Des négociations qui inquiètent Unifor

La protection des travailleurs constitue un enjeu incontournable de la renégociation de l’ALÉNA et le syndicat Unifor considère que le gouvernement canadien agit de façon inquiétante quand il conclut le Partenariat Trans-Pacifique pendant qu’il discute avec les États-Unis et le Mexique pour fixer de nouvelles règles commerciales en Amérique du Nord.

Il s’agit de l’un des constats du directeur québécois d’Unifor, Renaud Gagné, de passage dans la région lundi dans le cadre de la tournée annuelle du syndicat qui regroupe 4000 membres concentrés dans les secteurs de l’aluminium et de la forêt au Saguenay-Lac-Saint-Jean. Les litiges commerciaux ont déjà heurté de plein fouet les membres d’Unifor avec les surtaxes sur le bois d’œuvre ainsi que le papier journal et la pâte Kraft (Kénogami et Dolbeau).

« Les dispositions de l’Accord de partenariat transpacifique ne sont pas connues, mais on peut s’attendre à ce que le Canada ait fait des ouvertures. On doit s’attendre à ce que les Américains réclament au minimum ce que le Canada a accepté d’accorder dans le cadre de l’autre accord commercial lorsque l’on regarde les positions protectionnistes que le président Donald Trump défend de plus en plus », reprend Renaud Gagné.

À titre d’exemple, les Américains voudraient obtenir 50 % du contenu des voitures canadiennes. Ce sont des milliers d’emplois en cause. L’exemple de Novabus illustre bien le danger que représente le piège du contenu américain. L’entreprise québécoise a ouvert une usine dans la région de Plattsburgh pour y effectuer le montage des autobus de New York. Aujourd’hui, l’usine américaine fait le montage des autobus destinés aux grandes villes canadiennes.

Le directeur québécois d’Unifor se rappelle la promesse du gouvernement libéral de Justin Trudeau. Ils ont pris l’engagement de négocier des ententes progressistes. Selon ce qui se passe dans les rondes de négociations, Unifor n’a pas encore la preuve que le gouvernement canadien sera en mesure de respecter ses promesses.

Unifor émet de sérieuses réserves sur tout le volet de la protection des travailleurs dans l’accord qui pourrait être conclu au terme de la présente ronde de négociations. Renaud Gagné souligne toute la problématique des subventions, mais également la protection des travailleurs. Le traitement des travailleurs peut constituer une forme davantage pour une entreprise.

« BMW a l’intention d’ouvrir une usine au Mexique. Ils vont payer les travailleurs 3 $ par jour. Au moins 50 % de la population du Mexique n’a pas les moyens d’acheter ce qu’elle produit. Quand vous payez des travailleurs 2 $ à 3 $ par jour, ça fait une véritable différence », ajoute Renaud Gagné qui réclame un chapitre complet du futur traité afin de protéger les droits des travailleurs dans les trois pays.
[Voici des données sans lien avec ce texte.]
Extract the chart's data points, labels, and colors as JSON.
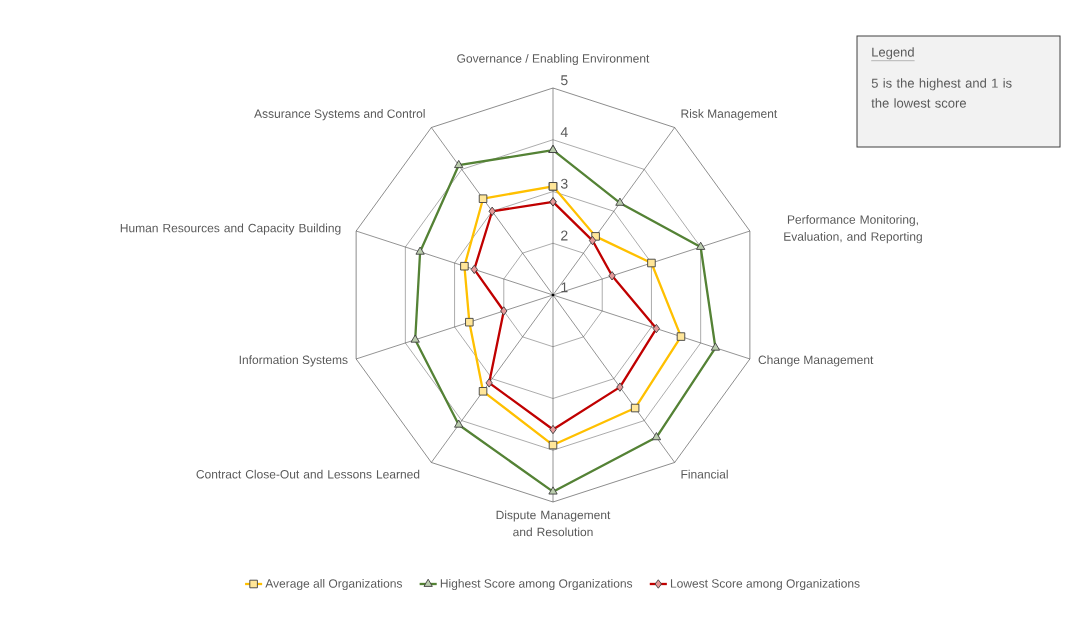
{
  "chart_data": {
    "type": "radar",
    "categories": [
      "Governance / Enabling Environment",
      "Risk Management",
      "Performance Monitoring, Evaluation, and Reporting",
      "Change Management",
      "Financial",
      "Dispute Management and Resolution",
      "Contract Close-Out and Lessons Learned",
      "Information Systems",
      "Human Resources and Capacity Building",
      "Assurance Systems and Control"
    ],
    "series": [
      {
        "name": "Average all Organizations",
        "color": "#ffc000",
        "marker": "square",
        "values": [
          3.1,
          2.4,
          3.0,
          3.6,
          3.7,
          3.9,
          3.3,
          2.7,
          2.8,
          3.3
        ]
      },
      {
        "name": "Highest Score among Organizations",
        "color": "#548235",
        "marker": "triangle",
        "values": [
          3.8,
          3.2,
          4.0,
          4.3,
          4.4,
          4.8,
          4.1,
          3.8,
          3.7,
          4.1
        ]
      },
      {
        "name": "Lowest Score among Organizations",
        "color": "#c00000",
        "marker": "diamond",
        "values": [
          2.8,
          2.3,
          2.2,
          3.1,
          3.2,
          3.6,
          3.1,
          2.0,
          2.6,
          3.0
        ]
      }
    ],
    "ylim": [
      1,
      5
    ],
    "yticks": [
      1,
      2,
      3,
      4,
      5
    ],
    "grid": true,
    "legend": "bottom",
    "annotations": [
      "Legend",
      "5 is the highest and 1 is the lowest score"
    ]
  }
}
En plus de la protection des travailleurs, Unifor comprend difficilement comment une petite entreprise de 250 travailleurs dans le secteur du papier journal peut provoquer une guerre commerciale comme celle qui se déroule en ce moment entre le Canada et les États-Unis. Selon M. Gagné, même aux États-Unis les politiciens et imprimeurs condamnent cette nouvelle guerre, mais le Département du commerce est intraitable. À terme, les producteurs canadiens risquent de se faire imposer une taxe à l’exportation de l’ordre de 25 à 30 %.
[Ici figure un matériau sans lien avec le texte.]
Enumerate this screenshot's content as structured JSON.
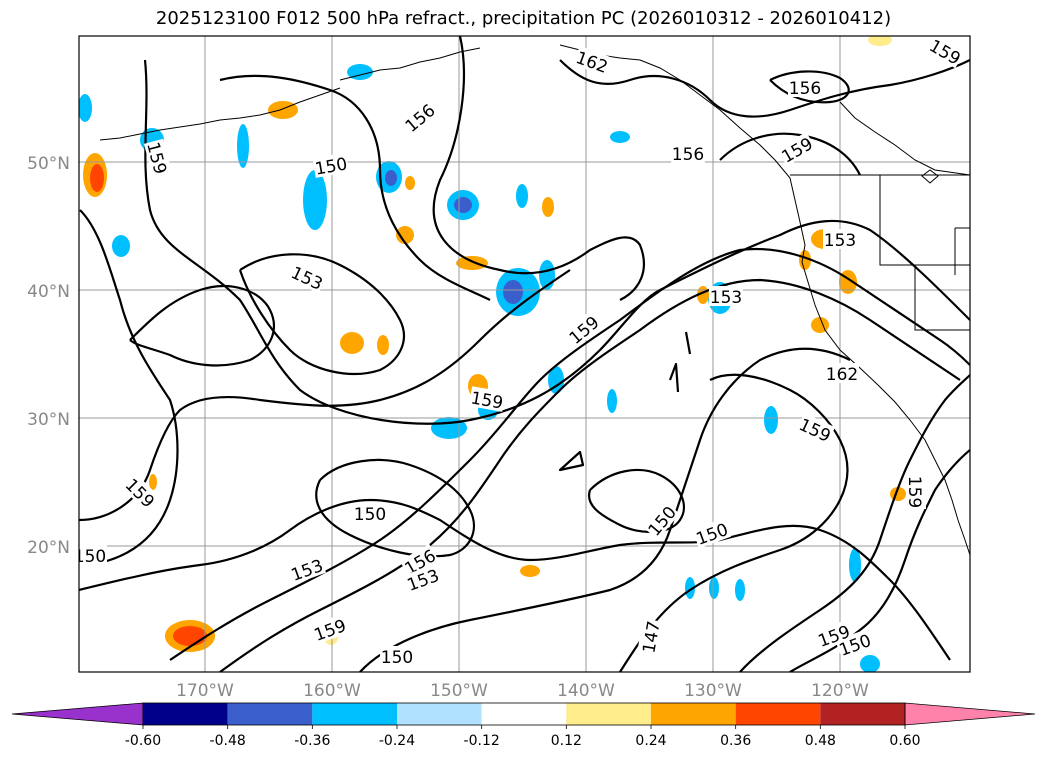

Unifor ouvrira un autre front, pendant la prochaine année, alors que les Québécois iront aux urnes. Le syndicat entend défendre des positions progressistes pour faire avancer des enjeux sociaux comme le salaire minimum à 15 $, le réinvestissement dans les services publics, la protection des emplois et la sauvegarde de l’environnement dans le contexte de la lutte aux changements climatiques.